As I was driving home from a recent trip, I listened to an NFL broadcast. It was so good to pass the time with a football game instead of music for once. Anyway, what struck me during the 3.5-hour drive was how many times the momentum changed during the game. You could hear it in the home team’s announcers and sense it as one positive play built on another.

In sales, much like football, momentum can change at a moment’s notice. In football, momentum usually comes from a big play – a turnover, a big run, or a successful long pass. The players’ confidence builds, and more big plays tend to follow. 

In sales, why not control our momentum with big plays? When we’re working on a lot of cases or have ones that we can dig our teeth into, we seem to have more momentum to call clients, bring up possible solutions or convey confidence in our proposals. How do we hold on to that momentum? With focus.

I encourage you to focus on one big play – one idea or strategy. Give it laser focus for the rest of the year. Laser focus means that you own the idea and can tell the story backwards and sideways, you have a defined target market to share the idea with, and you have the support to execute the idea with ease and confidence. When you’re laser focused, you should definitely see a shift in momentum. 
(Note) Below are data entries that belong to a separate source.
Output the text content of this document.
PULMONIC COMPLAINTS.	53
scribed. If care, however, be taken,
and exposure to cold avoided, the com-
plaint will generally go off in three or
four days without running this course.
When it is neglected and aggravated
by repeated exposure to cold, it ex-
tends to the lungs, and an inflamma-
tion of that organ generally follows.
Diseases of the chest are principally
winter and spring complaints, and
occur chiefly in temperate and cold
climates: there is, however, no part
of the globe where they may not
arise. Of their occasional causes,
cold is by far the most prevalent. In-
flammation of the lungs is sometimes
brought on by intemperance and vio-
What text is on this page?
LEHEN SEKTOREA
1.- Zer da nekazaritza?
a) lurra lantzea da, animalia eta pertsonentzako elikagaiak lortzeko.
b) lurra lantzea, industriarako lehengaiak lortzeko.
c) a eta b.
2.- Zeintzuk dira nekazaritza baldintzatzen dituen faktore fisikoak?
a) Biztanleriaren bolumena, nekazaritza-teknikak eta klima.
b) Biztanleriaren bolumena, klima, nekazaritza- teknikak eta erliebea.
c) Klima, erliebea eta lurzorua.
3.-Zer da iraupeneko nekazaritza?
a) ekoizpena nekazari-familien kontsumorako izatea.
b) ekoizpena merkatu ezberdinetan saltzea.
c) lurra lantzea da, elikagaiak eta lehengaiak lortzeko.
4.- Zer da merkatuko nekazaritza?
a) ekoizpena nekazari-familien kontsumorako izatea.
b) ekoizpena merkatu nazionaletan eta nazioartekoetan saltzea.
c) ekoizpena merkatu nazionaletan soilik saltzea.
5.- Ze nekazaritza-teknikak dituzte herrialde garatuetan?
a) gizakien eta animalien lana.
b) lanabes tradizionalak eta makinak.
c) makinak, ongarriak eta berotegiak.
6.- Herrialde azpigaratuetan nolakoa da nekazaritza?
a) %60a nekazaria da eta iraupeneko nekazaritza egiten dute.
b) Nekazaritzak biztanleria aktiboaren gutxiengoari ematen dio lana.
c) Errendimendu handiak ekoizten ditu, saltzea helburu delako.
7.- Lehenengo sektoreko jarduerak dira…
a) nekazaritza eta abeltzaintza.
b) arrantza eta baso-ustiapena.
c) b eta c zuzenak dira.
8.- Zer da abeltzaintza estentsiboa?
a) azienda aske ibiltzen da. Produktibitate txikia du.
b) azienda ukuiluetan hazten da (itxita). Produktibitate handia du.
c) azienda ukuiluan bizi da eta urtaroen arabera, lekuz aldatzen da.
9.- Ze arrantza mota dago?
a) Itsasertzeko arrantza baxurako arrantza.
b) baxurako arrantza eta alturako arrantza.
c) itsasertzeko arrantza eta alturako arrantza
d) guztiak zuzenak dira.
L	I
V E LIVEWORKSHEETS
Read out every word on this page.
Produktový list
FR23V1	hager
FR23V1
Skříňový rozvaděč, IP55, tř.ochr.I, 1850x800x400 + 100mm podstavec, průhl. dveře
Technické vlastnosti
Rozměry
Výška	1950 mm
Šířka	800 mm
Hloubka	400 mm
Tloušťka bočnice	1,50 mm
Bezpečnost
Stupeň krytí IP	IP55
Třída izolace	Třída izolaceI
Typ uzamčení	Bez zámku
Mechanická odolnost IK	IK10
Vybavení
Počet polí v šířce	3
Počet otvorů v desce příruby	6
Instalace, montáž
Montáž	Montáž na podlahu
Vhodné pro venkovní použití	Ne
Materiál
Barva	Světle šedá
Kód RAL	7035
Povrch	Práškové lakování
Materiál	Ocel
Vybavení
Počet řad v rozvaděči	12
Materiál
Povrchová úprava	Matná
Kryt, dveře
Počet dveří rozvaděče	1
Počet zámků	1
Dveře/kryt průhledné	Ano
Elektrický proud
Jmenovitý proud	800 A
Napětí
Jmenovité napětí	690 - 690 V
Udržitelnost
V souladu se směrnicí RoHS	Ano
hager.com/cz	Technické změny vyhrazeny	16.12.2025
We have to change the momentum in our business. Life insurance ownership remains at industry lows, we continue to look the other way when it comes to protecting wealth from potential market corrections, and we fail to address the 93 percent of Americans who continue to self-insure their long-term care contingent liability. Focus on one idea – one game-changing play – that can propel you for the rest of the year and springboard you into 2015.

The Bottom Line: It just takes one idea or one sale to change the momentum in your business. Find the big play closest to your heart and run hard with it! Be a game-changer for the industry.